The high degree of flexibility is also a great advantage when it comes to external orders. Westheimer Brewery works in a one-shift operation, and special orders – such as organic beer – are added at regular intervals. They also support other breweries from their large network and numerous craft beer labels and start-ups that have shaped the beer market in recent years. Having a flexible automated system allows Westheimer to more easily keep up with beer industry trends.
“In the 1970s, 1980s and 1990s the question in breweries was simple: barrel or bottle?” Tolzmann said. “Today, we change production four times a day on average – precise planning and flexibility are essential.”
High performance robot & safety software
To meet their goals, the brewery needed a workhorse with a high payload that could fit in their space. The Kawasaki CP500L robot checked all of the boxes: the compact palletizing robot has a payload of 500 kg and a maximum speed of 900 cycles per hour. With a reach of 3,255 mm, a palletizing height of 2,200 mm and a net weight of only 1,650 kg, it is the most powerful robot in its class.
In addition to the speed, precision and compact design of the robot, the independent loading of the machine and Kawasaki’s Cubic-S safety system were also key selling points. A new chain gripper for the same purpose would have been required more programming, and been more susceptible to faults.

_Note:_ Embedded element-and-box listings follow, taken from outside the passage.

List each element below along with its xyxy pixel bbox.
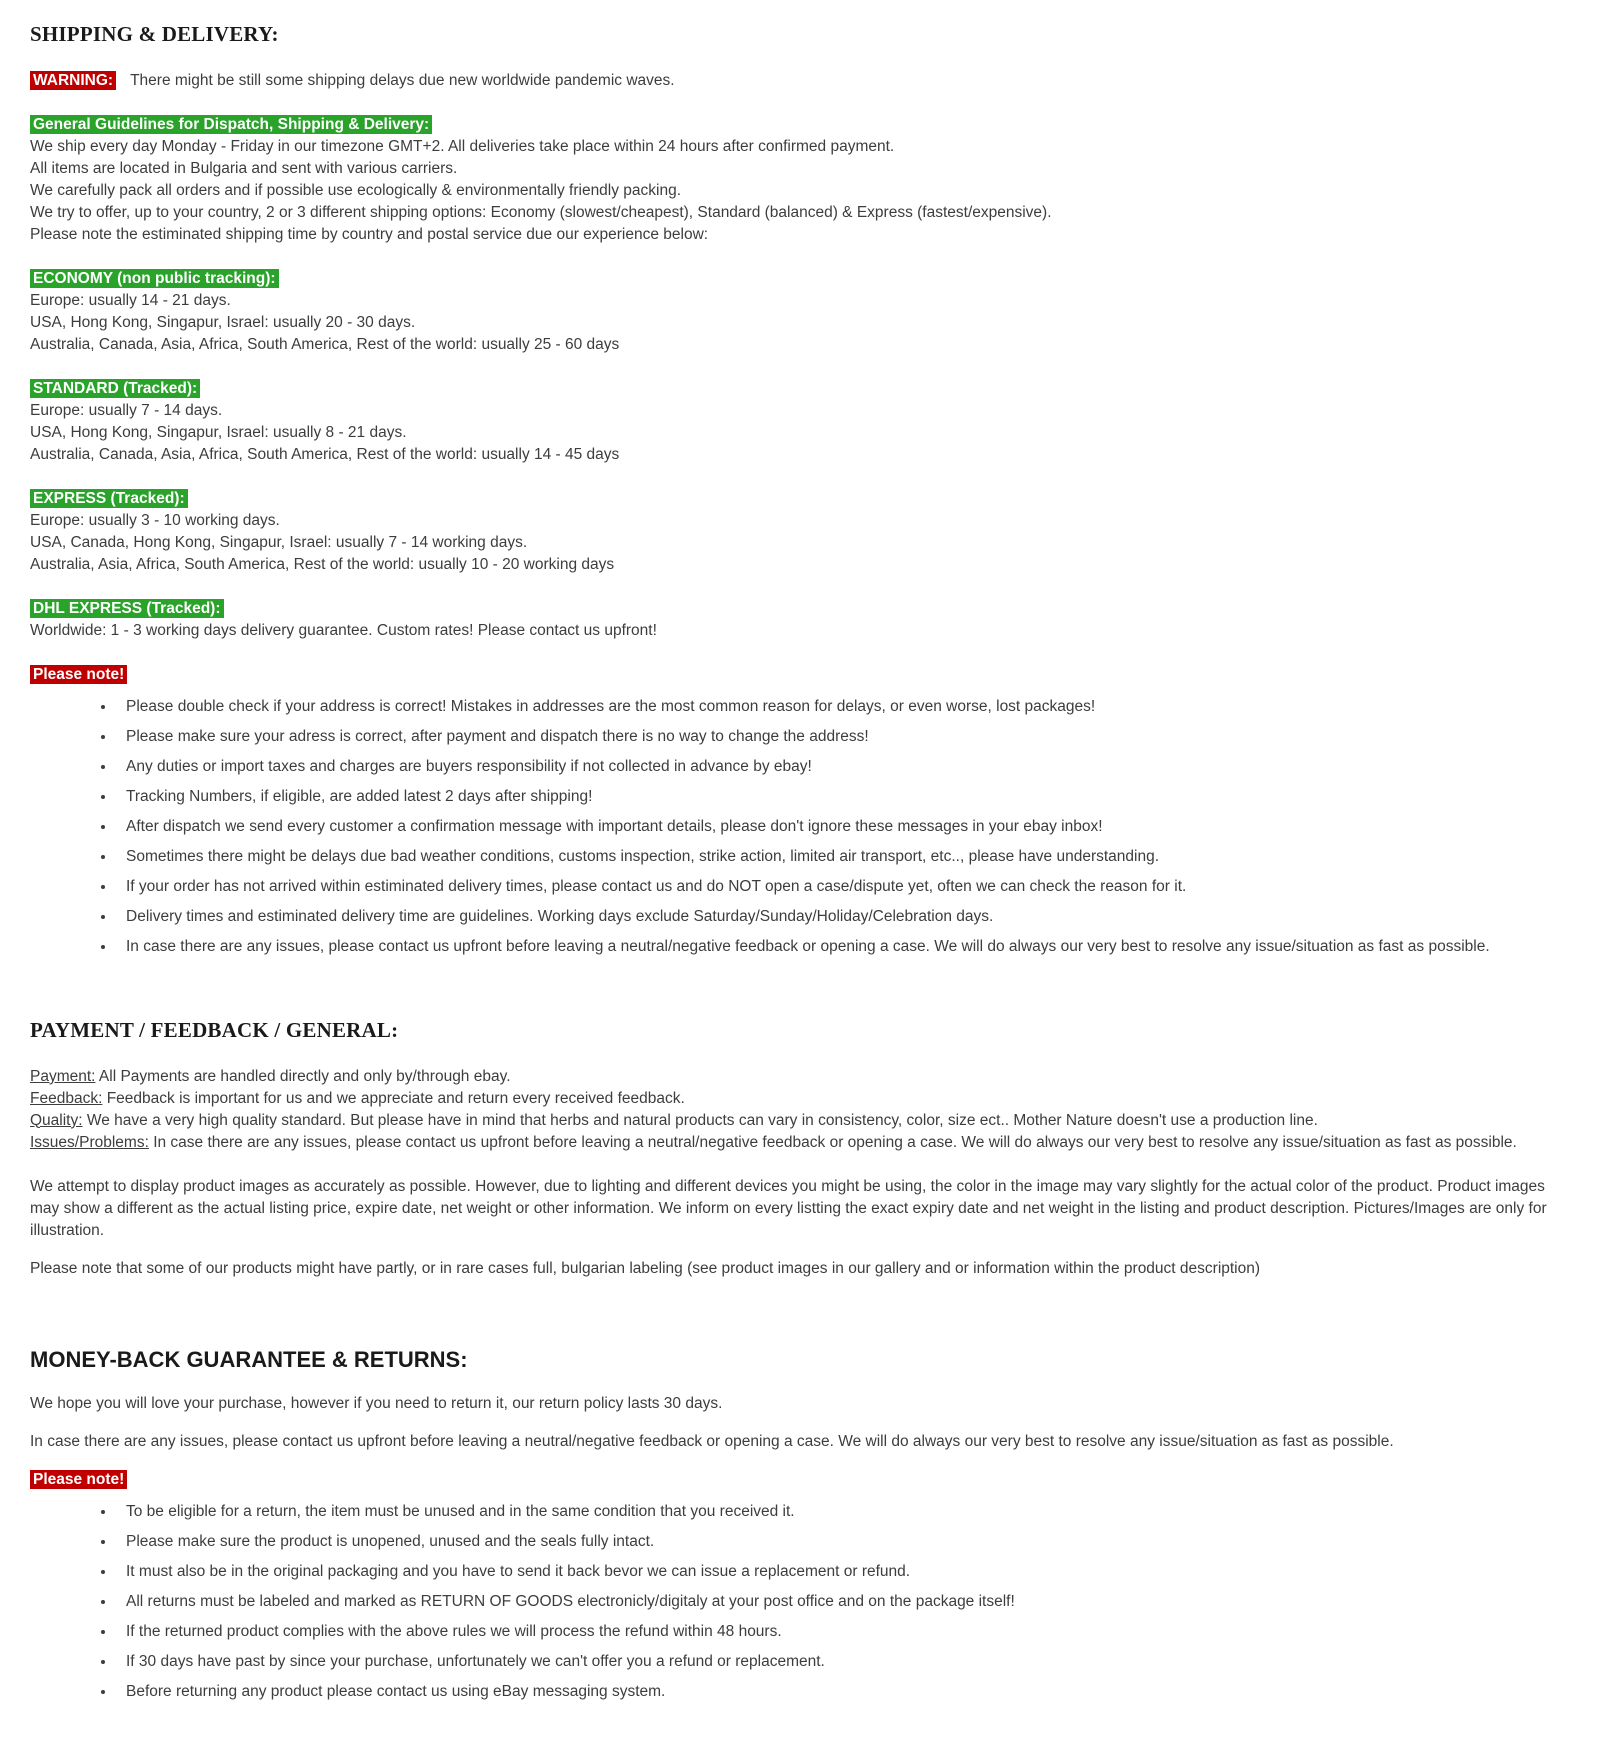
quality-item-text: We have a very high quality standard. But please have in mind that herbs and natural products can vary in consistency, color, size ect.. Mother Nature doesn't use a production line. [82,1111,1318,1129]
general-guidelines-label: General Guidelines for Dispatch, Shipping & Delivery: [30,115,432,134]
express-line: Europe: usually 3 - 10 working days. [30,511,280,529]
guideline-line: Please note the estiminated shipping time by country and postal service due our experience below: [30,225,709,243]
list-item: • If 30 days have past by since your purchase, unfortunately we can't offer you a refund or replacement. [116,1651,1570,1673]
general-guidelines-block [30,114,1570,246]
returns-bullet-list [30,1501,1570,1703]
labeling-note-paragraph: Please note that some of our products might have partly, or in rare cases full, bulgarian labeling (see product images in our gallery and or information within the product description) [30,1259,1261,1277]
image-disclaimer-paragraph: We attempt to display product images as accurately as possible. However, due to lighting and different devices you might be using, the color in the image may vary slightly for the actual color of the product. Product images may show a different as the actual listing price, expire date, net weight or other information. We inform on every listting the exact expiry date and net weight in the listing and product description. Pictures/Images are only for illustration. [30,1177,1547,1239]
please-note-badge: Please note! [30,1470,127,1489]
list-item: • Sometimes there might be delays due bad weather conditions, customs inspection, strike action, limited air transport, etc.., please have understanding. [116,846,1570,868]
feedback-item-label: Feedback: [30,1089,103,1107]
guideline-line: We ship every day Monday - Friday in our timezone GMT+2. All deliveries take place within 24 hours after confirmed payment. [30,137,895,155]
economy-block [30,268,1570,356]
list-item: • Delivery times and estiminated delivery time are guidelines. Working days exclude Saturday/Sunday/Holiday/Celebration days. [116,906,1570,928]
list-item: • Please make sure the product is unopened, unused and the seals fully intact. [116,1531,1570,1553]
list-item: • Any duties or import taxes and charges are buyers responsibility if not collected in advance by ebay! [116,756,1570,778]
economy-label: ECONOMY (non public tracking): [30,269,279,288]
returns-heading: MONEY-BACK GUARANTEE & RETURNS: [30,1346,468,1372]
returns-intro: We hope you will love your purchase, however if you need to return it, our return policy lasts 30 days. [30,1394,723,1412]
warning-row [30,70,1570,92]
express-block [30,488,1570,576]
standard-label: STANDARD (Tracked): [30,379,200,398]
list-item: • In case there are any issues, please contact us upfront before leaving a neutral/negative feedback or opening a case. We will do always our very best to resolve any issue/situation as fast as possible. [116,936,1570,958]
quality-item [30,1110,1570,1132]
warning-badge: WARNING: [30,71,116,90]
payment-item-label: Payment: [30,1067,96,1085]
section-spacer [30,1296,1570,1318]
returns-issues-note: In case there are any issues, please contact us upfront before leaving a neutral/negative feedback or opening a case. We will do always our very best to resolve any issue/situation as fast as possible. [30,1432,1394,1450]
standard-line: USA, Hong Kong, Singapur, Israel: usually 8 - 21 days. [30,423,407,441]
list-item: • It must also be in the original packaging and you have to send it back bevor we can issue a replacement or refund. [116,1561,1570,1583]
express-line: USA, Canada, Hong Kong, Singapur, Israel: usually 7 - 14 working days. [30,533,528,551]
payment-item [30,1066,1570,1088]
standard-line: Europe: usually 7 - 14 days. [30,401,223,419]
express-line: Australia, Asia, Africa, South America, Rest of the world: usually 10 - 20 working days [30,555,615,573]
economy-line: Australia, Canada, Asia, Africa, South America, Rest of the world: usually 25 - 60 days [30,335,620,353]
dhl-express-block [30,598,1570,642]
shipping-heading: SHIPPING & DELIVERY: [30,22,279,46]
standard-block [30,378,1570,466]
guideline-line: All items are located in Bulgaria and sent with various carriers. [30,159,458,177]
express-label: EXPRESS (Tracked): [30,489,188,508]
issues-item-label: Issues/Problems: [30,1133,149,1151]
payment-heading: PAYMENT / FEEDBACK / GENERAL: [30,1017,399,1042]
shipping-please-note-row [30,664,1570,686]
feedback-item [30,1088,1570,1110]
list-item: • Tracking Numbers, if eligible, are added latest 2 days after shipping! [116,786,1570,808]
payment-items [30,1066,1570,1154]
dhl-express-label: DHL EXPRESS (Tracked): [30,599,224,618]
payment-item-text: All Payments are handled directly and only by/through ebay. [95,1067,511,1085]
shipping-bullet-list [30,696,1570,958]
please-note-badge: Please note! [30,665,127,684]
list-item: • Before returning any product please contact us using eBay messaging system. [116,1681,1570,1703]
list-item: • To be eligible for a return, the item must be unused and in the same condition that you received it. [116,1501,1570,1523]
list-item: • If the returned product complies with the above rules we will process the refund within 48 hours. [116,1621,1570,1643]
list-item: • After dispatch we send every customer a confirmation message with important details, please don't ignore these messages in your ebay inbox! [116,816,1570,838]
economy-line: Europe: usually 14 - 21 days. [30,291,231,309]
dhl-express-line: Worldwide: 1 - 3 working days delivery guarantee. Custom rates! Please contact us upfront! [30,621,657,639]
issues-item-text: In case there are any issues, please contact us upfront before leaving a neutral/negative feedback or opening a case. We will do always our very best to resolve any issue/situation as fast as possible. [148,1133,1517,1151]
guideline-line: We try to offer, up to your country, 2 or 3 different shipping options: Economy (slowest/cheapest), Standard (balanced) & Express (fastest/expensive). [30,203,1052,221]
standard-line: Australia, Canada, Asia, Africa, South America, Rest of the world: usually 14 - 45 days [30,445,620,463]
list-item: • If your order has not arrived within estiminated delivery times, please contact us and do NOT open a case/dispute yet, often we can check the reason for it. [116,876,1570,898]
list-item: • Please make sure your adress is correct, after payment and dispatch there is no way to change the address! [116,726,1570,748]
list-item: • All returns must be labeled and marked as RETURN OF GOODS electronicly/digitaly at your post office and on the package itself! [116,1591,1570,1613]
feedback-item-text: Feedback is important for us and we appreciate and return every received feedback. [102,1089,685,1107]
quality-item-label: Quality: [30,1111,83,1129]
issues-item [30,1132,1570,1154]
section-spacer [30,966,1570,1010]
guideline-line: We carefully pack all orders and if possible use ecologically & environmentally friendly packing. [30,181,682,199]
returns-please-note-row [30,1469,1570,1491]
list-item: • Please double check if your address is correct! Mistakes in addresses are the most common reason for delays, or even worse, lost packages! [116,696,1570,718]
economy-line: USA, Hong Kong, Singapur, Israel: usually 20 - 30 days. [30,313,416,331]
warning-text: There might be still some shipping delays due new worldwide pandemic waves. [130,71,675,89]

After a few weeks of fine-tuning and a comprehensive safety check, the plant went into operation in August 2017. When the installation was completed, Tolzmann was pleasantly surprised with the seamless transition. “I know from other companies that comparable plants were not ready to start even after eight months,” Tolzmann said. “Here, everything was ready in less than two months. We were also able to remain within our budget without any problems.”
- Robot palletizes at a rate of 1,200 crates per hour, with potential to go 25% faster
- Employees redeployed to more suitable roles
- Brewery plans to introduce more robots for other processes
Currently, the Kawasaki robot CP500L processes more than 1,200 crates per hour – and there is even more potential, says Tolzmann. “For optimum coordination with our older machines, we are not yet able to cope with the speed of the robot. After the modernization of our conveyor system, the robot will be up to 25% faster.”
Thanks to its integrated control system, the robot enables effective crate handling utilizing a single machine in a small space. The Cubic-S-based safety system also functions reliably and easily: As soon as the door to the robotic cell is opened, the power is switched off and employees can enter the system without hesitation. A one-week training course at Kawasaki Robotics taught Jörg Tolzmann and integrator Thomas Juckenath everything they needed to know to operate the robot.
The brewery’s robotic palletizing system simultaneously helps them combat an industry-wide labor shortage while allowing them to redeploy their existing employees to more human-friendly roles better suited for their skills.
Blazing a trail
From Jörg Tolzmann’s experience, the automation of the brewery market is still at an early stage – despite some pioneers. Although trade fairs show a clear trend towards robots, equipment such as light barriers, pneumatic motors and mechanical solutions are really the closest most breweries get to automation. In addition, many of Westheimer Brewery’s suppliers do not yet rely on robot-based automation. “The companies know their old machines and the necessary maintenance,” Tolzmann said. “But we know from our own experience that thinking outside the box quickly pays off.”
The new CP500L robot is just the beginning in the Westheim Brewery. In the long term, the company plans to replace more machines robots and automate numerous steps in their process. Jörg Tolzmann and his team plan to continue combining traditional brewing art with modern bottling and production processes.